Adli olaylarda bakış açısı

 Günlük hayatımızda binlerce olayla karşılaşmaktayız. Bunlar genelde sıradan vak'alardır. Ancak belli bir kısmı ise adli olaylardır.
 Adli olaylar; içinde suç ve suçlu unsurlarını bulundurmaktadır. Suç; belli fiillerin kanunen belirginleştirilmesiyle mevcudiyet bulur. Suçluysa, bu fiillerin failidir.
 Bu ilişki içinde bakış açısı nedir? Bakış açısı, bizi neticeye giderken yolumuza çıkacak engellerden korur ve sıhhatli sonuçlara ulaştırır. Açı değişikliği; girift olaylarda, meselenin çözümünde büyük rol oynar.
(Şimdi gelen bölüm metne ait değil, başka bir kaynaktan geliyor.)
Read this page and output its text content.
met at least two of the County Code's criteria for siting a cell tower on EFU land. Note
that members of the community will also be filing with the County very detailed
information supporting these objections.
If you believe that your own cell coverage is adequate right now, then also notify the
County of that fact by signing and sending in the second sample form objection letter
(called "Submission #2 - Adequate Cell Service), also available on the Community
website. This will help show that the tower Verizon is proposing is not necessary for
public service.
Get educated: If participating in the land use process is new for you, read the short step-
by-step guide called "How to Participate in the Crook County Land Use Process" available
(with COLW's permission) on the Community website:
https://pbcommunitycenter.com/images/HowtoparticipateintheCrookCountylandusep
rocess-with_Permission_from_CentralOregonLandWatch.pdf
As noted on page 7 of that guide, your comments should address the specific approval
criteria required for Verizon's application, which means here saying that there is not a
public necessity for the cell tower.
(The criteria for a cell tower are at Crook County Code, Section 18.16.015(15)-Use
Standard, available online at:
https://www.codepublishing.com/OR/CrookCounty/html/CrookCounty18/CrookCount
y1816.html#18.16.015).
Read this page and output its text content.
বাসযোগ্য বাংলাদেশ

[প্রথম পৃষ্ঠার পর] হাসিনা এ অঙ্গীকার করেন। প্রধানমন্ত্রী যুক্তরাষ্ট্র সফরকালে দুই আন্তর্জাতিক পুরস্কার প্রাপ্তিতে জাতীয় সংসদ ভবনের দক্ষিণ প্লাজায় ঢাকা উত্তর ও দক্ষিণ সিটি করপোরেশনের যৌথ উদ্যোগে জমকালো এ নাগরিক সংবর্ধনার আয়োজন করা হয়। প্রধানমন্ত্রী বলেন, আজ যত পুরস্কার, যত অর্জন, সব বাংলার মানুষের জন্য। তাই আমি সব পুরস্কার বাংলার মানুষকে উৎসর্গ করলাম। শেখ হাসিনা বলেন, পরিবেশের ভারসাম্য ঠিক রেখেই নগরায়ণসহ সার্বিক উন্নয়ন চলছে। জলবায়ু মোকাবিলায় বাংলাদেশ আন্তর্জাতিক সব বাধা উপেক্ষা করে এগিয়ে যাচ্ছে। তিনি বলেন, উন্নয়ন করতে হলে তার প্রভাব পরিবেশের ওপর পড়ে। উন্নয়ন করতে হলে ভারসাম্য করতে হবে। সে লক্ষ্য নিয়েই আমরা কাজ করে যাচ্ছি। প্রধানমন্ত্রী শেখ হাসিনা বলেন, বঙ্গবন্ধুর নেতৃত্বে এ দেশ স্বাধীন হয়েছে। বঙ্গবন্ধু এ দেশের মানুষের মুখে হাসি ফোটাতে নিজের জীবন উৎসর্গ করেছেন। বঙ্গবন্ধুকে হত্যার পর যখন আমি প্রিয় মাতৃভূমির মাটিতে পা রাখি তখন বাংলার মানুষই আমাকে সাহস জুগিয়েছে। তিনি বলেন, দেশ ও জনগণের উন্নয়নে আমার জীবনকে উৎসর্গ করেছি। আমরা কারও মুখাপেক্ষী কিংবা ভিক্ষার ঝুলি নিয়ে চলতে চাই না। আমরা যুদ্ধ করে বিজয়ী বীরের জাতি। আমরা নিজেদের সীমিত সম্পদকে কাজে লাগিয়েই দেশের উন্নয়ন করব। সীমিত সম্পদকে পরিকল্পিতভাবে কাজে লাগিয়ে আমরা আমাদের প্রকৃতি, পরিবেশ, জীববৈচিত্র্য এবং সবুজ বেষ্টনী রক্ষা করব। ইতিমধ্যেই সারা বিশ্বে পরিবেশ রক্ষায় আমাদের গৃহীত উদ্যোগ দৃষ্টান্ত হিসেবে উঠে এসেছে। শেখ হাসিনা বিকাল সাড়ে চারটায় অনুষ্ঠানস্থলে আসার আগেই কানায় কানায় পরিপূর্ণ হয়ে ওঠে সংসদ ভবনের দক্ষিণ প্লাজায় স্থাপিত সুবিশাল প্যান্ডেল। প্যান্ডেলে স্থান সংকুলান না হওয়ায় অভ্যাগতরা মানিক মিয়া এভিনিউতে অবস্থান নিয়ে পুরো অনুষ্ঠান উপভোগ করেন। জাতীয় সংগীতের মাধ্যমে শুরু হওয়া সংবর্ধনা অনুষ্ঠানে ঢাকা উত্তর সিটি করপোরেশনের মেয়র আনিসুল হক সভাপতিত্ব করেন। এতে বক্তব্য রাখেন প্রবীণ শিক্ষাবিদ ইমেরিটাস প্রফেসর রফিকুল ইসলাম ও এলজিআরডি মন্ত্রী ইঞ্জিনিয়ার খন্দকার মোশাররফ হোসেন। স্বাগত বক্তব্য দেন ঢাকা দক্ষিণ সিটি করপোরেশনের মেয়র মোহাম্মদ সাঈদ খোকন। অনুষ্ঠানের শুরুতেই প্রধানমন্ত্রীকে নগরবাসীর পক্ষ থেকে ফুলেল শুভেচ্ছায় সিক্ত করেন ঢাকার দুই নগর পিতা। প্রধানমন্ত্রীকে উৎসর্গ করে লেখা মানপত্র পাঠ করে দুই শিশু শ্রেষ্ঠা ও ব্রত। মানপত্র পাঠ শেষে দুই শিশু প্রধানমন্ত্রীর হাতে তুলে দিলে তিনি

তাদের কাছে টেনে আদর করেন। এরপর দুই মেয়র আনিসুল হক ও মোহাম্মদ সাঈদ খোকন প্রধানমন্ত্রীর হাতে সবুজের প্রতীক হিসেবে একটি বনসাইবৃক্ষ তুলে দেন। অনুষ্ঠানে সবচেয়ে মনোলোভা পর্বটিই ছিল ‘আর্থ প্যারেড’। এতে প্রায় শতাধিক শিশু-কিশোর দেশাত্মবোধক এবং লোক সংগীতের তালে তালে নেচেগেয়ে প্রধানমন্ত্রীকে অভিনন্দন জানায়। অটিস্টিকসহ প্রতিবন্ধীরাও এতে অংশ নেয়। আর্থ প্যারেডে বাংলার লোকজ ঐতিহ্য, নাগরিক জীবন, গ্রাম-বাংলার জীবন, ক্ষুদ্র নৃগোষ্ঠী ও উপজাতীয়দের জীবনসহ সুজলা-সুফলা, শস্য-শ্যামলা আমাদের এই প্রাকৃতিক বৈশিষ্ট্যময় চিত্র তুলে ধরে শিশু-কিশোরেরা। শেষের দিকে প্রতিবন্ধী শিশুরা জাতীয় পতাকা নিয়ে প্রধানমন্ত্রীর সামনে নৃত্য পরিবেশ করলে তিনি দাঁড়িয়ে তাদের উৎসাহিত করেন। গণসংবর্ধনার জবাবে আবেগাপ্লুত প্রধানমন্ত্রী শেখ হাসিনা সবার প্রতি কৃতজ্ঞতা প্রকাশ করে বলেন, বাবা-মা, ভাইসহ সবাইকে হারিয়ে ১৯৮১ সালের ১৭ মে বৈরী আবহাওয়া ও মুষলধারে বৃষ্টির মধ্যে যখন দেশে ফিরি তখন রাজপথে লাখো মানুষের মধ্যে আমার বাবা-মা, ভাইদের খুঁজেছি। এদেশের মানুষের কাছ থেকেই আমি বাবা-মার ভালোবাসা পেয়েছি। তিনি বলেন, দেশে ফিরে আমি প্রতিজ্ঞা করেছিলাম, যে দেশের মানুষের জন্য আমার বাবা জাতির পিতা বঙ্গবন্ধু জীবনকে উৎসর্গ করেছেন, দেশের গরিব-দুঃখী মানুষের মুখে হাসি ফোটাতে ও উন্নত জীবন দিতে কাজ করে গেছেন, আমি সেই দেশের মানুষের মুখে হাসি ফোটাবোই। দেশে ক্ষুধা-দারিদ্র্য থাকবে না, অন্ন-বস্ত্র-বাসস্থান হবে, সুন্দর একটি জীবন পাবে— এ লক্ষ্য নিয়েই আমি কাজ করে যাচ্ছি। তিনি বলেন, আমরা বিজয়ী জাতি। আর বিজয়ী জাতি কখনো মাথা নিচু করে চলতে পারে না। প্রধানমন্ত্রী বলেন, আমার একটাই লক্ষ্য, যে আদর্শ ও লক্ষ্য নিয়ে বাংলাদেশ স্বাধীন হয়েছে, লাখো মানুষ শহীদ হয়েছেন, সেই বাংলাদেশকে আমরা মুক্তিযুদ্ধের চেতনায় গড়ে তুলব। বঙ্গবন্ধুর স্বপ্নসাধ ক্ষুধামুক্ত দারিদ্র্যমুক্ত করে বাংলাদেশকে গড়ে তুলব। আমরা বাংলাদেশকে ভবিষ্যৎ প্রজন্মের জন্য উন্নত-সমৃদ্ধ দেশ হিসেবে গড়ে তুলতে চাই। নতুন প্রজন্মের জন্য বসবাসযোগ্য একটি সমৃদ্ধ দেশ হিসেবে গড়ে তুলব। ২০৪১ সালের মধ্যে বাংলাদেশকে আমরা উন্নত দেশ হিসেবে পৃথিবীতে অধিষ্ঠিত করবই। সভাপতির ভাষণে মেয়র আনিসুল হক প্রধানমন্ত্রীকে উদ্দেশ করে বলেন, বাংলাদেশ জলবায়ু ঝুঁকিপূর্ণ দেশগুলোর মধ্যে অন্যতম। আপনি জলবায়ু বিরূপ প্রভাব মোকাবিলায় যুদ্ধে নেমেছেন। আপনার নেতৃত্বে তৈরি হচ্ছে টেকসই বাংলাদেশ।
Örneğin; 10 yaşında bir çocuğun ölümünde intihar şüphesi aramak bazen doğru bazı durumlarda eksik olabilir. Önümüzde bulunan veriler ile açımız olgunlaşacaktır.
 Şüphelilerin beyanları bazen aldatıcı olabilir. Açımızın tayininde hataya düşmemize sebep olabilir. Bunu fark etmek için insanların söylediklerinde bulunan nüansları çözmeliyiz. Esasta ise beyanları en sona bırakıp açımızı daha net delillerle oluşturmalıyız. Eldeki veriler bize bir bakış açısı getiremiyorsa; satır aralarına dikkat edip bulunduğumuz açıyı netleştirmeliyiz.
 Kısacası, bilgi, belge ve beyanların satır araları; doğru sonuca ulaşmada, bakış açımızı oluşturur.